3. Mengidentifikasi faktor-faktor yang menyebabkan terjadinya peristiwa alih kode dan campur kode dalam pembelajaran bahasa Indonesia di SMP Negeri 12 Kerinci 4. Mendeskripsikan fungsi alih kode dan campur kode yang dilakukan oleh guru dan siswa dalam pembelajaran bahasa Indonesia di SMP Negeri 12 Kerinci 1.5 Manfaat Penelitian Penelitian ini diharapkan dapat memberikan manfaat teoretis maupun manfaat praktis. 1. Manfaat Teoretis Secara teoritis, hasil penelitian ini menambah kajian teori alih kode dan campur kode yang terjadi pada komunikasi lisan dalam pembelajaran bahasa Indonesia yang dianalisis dari aspek-aspek linguistik dan sosiolinguistik.
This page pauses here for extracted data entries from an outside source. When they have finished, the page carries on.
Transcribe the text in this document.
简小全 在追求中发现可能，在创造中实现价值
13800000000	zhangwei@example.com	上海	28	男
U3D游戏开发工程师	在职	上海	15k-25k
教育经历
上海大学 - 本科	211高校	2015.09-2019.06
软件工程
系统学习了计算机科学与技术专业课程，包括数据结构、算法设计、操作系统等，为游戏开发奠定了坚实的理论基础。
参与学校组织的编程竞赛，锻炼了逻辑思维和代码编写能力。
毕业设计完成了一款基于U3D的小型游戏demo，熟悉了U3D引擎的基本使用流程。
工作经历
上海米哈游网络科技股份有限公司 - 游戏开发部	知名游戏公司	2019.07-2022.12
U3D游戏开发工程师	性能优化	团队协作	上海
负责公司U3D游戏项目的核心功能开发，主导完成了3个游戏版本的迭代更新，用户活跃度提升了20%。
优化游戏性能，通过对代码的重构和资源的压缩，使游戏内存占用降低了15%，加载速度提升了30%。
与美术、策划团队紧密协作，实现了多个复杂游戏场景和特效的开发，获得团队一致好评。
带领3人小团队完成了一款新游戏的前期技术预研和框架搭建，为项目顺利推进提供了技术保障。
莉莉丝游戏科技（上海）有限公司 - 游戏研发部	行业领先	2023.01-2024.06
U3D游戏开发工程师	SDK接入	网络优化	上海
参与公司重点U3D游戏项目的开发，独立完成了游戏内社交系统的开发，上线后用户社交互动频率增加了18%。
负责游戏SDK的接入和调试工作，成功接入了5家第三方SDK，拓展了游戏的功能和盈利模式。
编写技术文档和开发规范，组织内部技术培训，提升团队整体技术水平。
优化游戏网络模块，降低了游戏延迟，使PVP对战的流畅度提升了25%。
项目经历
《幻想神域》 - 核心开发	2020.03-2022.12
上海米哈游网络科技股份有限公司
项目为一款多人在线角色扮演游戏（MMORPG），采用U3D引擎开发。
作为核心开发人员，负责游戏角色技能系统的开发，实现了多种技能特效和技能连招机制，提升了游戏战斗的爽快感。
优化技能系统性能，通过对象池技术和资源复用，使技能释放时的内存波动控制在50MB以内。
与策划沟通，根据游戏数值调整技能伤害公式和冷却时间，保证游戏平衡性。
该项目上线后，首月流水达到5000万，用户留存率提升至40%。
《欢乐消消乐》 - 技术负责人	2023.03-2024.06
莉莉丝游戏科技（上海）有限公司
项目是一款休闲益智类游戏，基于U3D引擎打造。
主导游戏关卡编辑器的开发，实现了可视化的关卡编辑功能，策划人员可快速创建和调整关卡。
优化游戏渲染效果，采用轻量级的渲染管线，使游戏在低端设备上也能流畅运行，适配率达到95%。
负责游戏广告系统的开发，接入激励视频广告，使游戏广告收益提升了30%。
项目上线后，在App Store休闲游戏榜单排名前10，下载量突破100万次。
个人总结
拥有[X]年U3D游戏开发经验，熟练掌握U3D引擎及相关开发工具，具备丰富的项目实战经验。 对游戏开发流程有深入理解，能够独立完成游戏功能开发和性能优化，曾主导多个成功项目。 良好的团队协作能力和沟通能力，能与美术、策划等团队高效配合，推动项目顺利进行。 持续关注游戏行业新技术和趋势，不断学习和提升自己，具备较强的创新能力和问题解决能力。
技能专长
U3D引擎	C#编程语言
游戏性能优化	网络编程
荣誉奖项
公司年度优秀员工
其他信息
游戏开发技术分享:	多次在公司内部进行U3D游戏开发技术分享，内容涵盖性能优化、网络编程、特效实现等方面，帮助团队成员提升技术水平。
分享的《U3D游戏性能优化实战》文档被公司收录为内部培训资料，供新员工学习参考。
Hasil penelitian ini juga menambah kajian teori bilingualisme yang terjadi di Indonesia dengan fokus kajian alih kode dan campur kode dalam pembelajaran bahasa Indonesia. 2. Manfaat Praktis a) Hasil penelitian ini dapat digunakan sebagai bahan acuan penelitian sosiolinguistik selanjutnya, khususnya yang berkaitan langsung dengan alih kode dan campur kode b) Penelitian ini dapat memberi pengetahuan kepada guru, siswa, dan peneliti mengenai alih kode dan campur kode yang terjadi dalam pembelajaran bahasa Indonesia di SMP N 12 Kerinci c) Penelitian ini bisa digunakan sebagai alternatif model penelitian sosiolinguistik selanjutnya. 2. KAJIAN TEORETIS Istilah bilingualisme dalam bahasa Indonesia disebut juga kedwibahasaan (Chaer, 2004:84). Dari istilah yang dikemukakan oleh Chaer tersebut, dapat dipahami bahwa bilingualisme atau kedwibahasaan berkenaan dengan 4
Jurnal Penelitian Program Pascasarjana pemakaian dua bahasa oleh seorang penutur dalam aktivitasnya sehari-hari. Menurut Suwito (1983:40), mengartikan bilingualisme sebagai kemampuan untuk menggunakan dua bahasa sama baiknya oleh seorang penutur, namun pendapat ini makin lama makin tidak populer karena kriteria untuk menentukan sejauh mana seorang penutur dapat menggunakan bahasa sama baiknya tidak ada dasarnya sehingga sukar diukur dan hampir-hampir tidak dapat dilakukan. Berbeda dengan pendapat Suwito, menurut Chaer dan Agustina (2004:86), mengutip pendapat Haugen menyatakan bahwa seorang bilingual tidak perlu secara aktif menggunakan kedua bahasa itu, tetapi cukup kalau bisa memahaminya saja. Selanjutnya, Kridalaksana (2008:36), menyatakan bahwa biligualisme merupakan penggunaan dua bahasa atau lebih oleh seseorang atau oleh suatu masyarakat. Menurut Chaer (2010:84) mengutip pendapat Mackey dan Fishman menyatakan bahwa secara sosiolinguistik dan secara umum, bilingualisme diartikan sebagai penggunaan dua bahasa oleh seorang penutur dalam pergaulannya dengan orang lain secara bergantian. Ohoiwutun (2002:71) menyatakan bahwa alih kode pada hakikatnya merupakan pergantian pemakaian bahasa atau dialek. Rujukannya adalah komunitas bahasa (dialek). Dapat dikatakan bahwa alih kode (bahasa atau dialek) dilakukan oleh dua pihak yang memiliki dua komunitas bahasa yang sama. Alih kode hanya terjadi dalam satu bahasa dan satu komunitas saja. Chaer (2010:107) menjelaskan bahwa alih kode di dalam sosiolinguistik merupakan peristiwa pergantian bahasa yang digunakan, atau berubahnya dari ragam santai menjadi ragam resmi, atau juga ragam resmi menjadi ragam santai. Begitu juga menurut Chaer (2010:107)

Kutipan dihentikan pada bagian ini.